Un peu plus loin, on remarque une pierre tombale d’un style très différent, profondément gravée : elle a été réalisée par un jeune Nardo Dunchi (Carrare, 1914 – 2010) pour son frère Carlo (1916 – 1945) et est connue sous le nom de « Les nouvelles béatitudes ». Ce relief allie des références au XIVe siècle toscan, de Giovanni Pisano à Giotto, à l’enseignement du maître Arturo Martini (1889 – 1947), que le sculpteur avait rencontré à l’atelier Nicoli en 1936-1937. Le titre fait référence aux Béatitudes évangéliques et semble augurer un nouveau départ, tant moral que civil, pour l’humanité sortie de la Seconde Guerre mondiale. Nardo Dunchi, dont on se souvient également pour ses *Mémoires de partisan* publiées en 1957, abandonna par la suite le style figuratif : après un séjour à Paris, il revint en Italie et continua à réaliser des œuvres monumentales pour les espaces publics jusqu’à un âge avancé.
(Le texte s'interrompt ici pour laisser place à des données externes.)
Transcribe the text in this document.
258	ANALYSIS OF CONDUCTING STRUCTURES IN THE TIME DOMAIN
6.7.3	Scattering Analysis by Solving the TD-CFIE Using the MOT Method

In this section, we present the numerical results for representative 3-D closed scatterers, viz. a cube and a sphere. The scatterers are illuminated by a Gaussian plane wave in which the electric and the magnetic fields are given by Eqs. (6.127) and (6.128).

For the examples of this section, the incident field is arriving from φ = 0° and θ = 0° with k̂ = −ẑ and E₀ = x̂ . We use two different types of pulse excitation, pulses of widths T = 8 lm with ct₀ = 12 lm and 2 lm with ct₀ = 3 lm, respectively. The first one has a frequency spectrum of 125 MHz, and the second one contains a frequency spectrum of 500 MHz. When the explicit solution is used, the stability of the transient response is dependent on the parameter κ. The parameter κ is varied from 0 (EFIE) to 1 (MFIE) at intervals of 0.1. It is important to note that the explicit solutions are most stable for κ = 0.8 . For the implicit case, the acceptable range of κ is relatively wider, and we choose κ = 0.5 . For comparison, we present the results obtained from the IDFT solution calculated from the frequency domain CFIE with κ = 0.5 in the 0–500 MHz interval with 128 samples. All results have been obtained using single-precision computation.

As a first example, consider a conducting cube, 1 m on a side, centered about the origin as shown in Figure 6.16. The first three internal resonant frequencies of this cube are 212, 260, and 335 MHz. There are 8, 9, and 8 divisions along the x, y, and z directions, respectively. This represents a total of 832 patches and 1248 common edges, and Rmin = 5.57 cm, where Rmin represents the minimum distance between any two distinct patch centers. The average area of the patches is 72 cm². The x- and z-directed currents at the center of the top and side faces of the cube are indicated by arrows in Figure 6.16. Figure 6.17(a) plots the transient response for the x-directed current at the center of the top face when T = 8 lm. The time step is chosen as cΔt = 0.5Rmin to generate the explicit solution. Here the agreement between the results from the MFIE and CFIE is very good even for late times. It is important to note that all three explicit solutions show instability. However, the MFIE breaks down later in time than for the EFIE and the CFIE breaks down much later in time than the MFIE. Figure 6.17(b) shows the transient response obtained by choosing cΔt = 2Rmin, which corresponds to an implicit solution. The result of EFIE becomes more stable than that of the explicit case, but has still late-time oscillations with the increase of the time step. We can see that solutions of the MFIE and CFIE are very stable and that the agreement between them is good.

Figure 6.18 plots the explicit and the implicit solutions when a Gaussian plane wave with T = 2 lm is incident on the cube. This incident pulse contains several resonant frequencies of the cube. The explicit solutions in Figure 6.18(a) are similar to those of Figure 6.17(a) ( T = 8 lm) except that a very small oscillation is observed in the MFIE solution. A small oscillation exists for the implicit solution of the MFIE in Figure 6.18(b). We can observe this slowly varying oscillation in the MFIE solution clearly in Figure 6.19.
De retour près de la chapelle centrale, on tourne à nouveau à gauche en direction de la pente de la colline, où l’on aperçoit la première série majestueuse de monuments funéraires du début du XXe siècle : à peu de distance les uns des autres, les tombeaux de Cesare Faggioni (Carrare, 1843 – 1912), de Carlo Nicoli (Carrare, 1843 – 1915), d’Emilio Bernabò (Carrare, 1848 – 1912) et d’Erminia Maggesi (Carrare, 1833 – 1903) forment un ensemble d’un grand charme et d’une rare cohérence stylistique. Ce n’est pas un hasard si ces quatre sépultures, réalisées sur une période assez courte, sont toutes animées par des figures angéliques en marbre et peuvent être rattachées, à des degrés divers, à l’activité du célèbre atelier de sculpture Nicoli.
La chapelle des Nicoli, achevée en 1899, n’est pas seulement la plus ancienne du groupe, mais aussi la toute première à avoir été érigée à Marcognano : elle présente un caractère pleinement architectural, avec un cimetière souterrain et une niche de style byzantin qui vient conclure la composition et abrite les dépouilles de l’architecte décorateur Urbano Castelpoggi et de son épouse Anna. Sur la vaste terrasse, qui fait le lien entre les deux espaces, se tient un ange de bronze, le pas éternellement suspendu et le visage tourné vers la simple inscription funéraire : CARLO NICOLI // POUR LUI-MÊME ET POUR LES Siens. Son expression est concentrée tandis qu’un doigt effleure la bouche de l’ange, invitant à réfléchir sur la fugacité des fortunes humaines et le sort des artistes, qui osent défier les siècles par leurs créations.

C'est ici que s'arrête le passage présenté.